Will the network bring back all or part of the cast and crew, possibly for a decrease in pay, to write and film Season 56?
Or will they let the series die, not with a bang, but with a whimper?
(By the way, was anyone going to tell me that Paul Telfer is on Days of Our Lives, or was I just supposed to learn that while writing this article?)
Days of Our Lives will halt production at the end of November.
It will be Summer of 2020, at the absolute earliest, when the new episodes run out.
Some fans have been watching since the premiere in 1965. NBC must know that there are a lot of sentimental attachments from fans to the show.
Soap operas were once an indomitable cultural force. Who among us does not know Susan Lucci's name?
Hayden Panettiere, Eva Longoria, Sarah Michelle Gellar -- these actresses were all daytime stars before they were household names.
A number of factors have contributed to their decline.

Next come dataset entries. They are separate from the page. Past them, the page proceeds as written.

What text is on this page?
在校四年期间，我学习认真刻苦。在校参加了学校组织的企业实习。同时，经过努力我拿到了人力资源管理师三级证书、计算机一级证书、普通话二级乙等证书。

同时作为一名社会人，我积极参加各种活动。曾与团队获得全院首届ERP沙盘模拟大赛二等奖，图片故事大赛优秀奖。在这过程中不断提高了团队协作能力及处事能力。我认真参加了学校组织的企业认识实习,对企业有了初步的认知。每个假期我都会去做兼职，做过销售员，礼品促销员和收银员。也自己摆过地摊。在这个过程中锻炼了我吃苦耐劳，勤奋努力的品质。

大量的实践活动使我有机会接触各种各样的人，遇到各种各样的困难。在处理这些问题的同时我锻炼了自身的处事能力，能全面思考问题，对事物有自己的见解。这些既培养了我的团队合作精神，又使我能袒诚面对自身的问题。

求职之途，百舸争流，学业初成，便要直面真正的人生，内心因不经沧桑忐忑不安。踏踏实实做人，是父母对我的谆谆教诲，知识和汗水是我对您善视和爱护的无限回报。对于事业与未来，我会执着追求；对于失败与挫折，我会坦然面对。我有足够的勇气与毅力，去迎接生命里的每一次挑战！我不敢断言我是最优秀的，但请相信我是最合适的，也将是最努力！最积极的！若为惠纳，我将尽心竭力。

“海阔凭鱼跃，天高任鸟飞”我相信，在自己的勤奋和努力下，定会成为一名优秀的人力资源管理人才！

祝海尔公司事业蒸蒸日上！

DVR and streaming both mean that people can watch any show at any time, not simply what's on.
Social media, video games, and economic realitities have also prevented many younger people from having the time to even try watching soaps.
But on top of how exhausting the idea of watching five episodes of anything per week, every week, forever is, there's another factor.
During the '90s, the OJ Simpson trial saw a massive drop in viewership on all other afternoon programming, particularly soaps.
A solid chunk of those viewers simply never returned to the soap operas once that trial reached its awful conclusion.
Soap operas keep viewers hanging. Missing months at a time means new characters and storylines, and it's hard for old viewers to reinvest.
To emphasize, Days of Our Lives has not been canceled -- simply placed on indefinite hiatus. Next year, NBC will decide the show's fate.
In the mean time, the show has decided to incorporate everyone's least favorite TV trope, a time skip, which they note that no other soap has done.
Jumping ahead one year, the show will tease viewers with what has changed in so little time and what took place among the characters.
Perhaps it will be enough to keep ratings from dipping too low.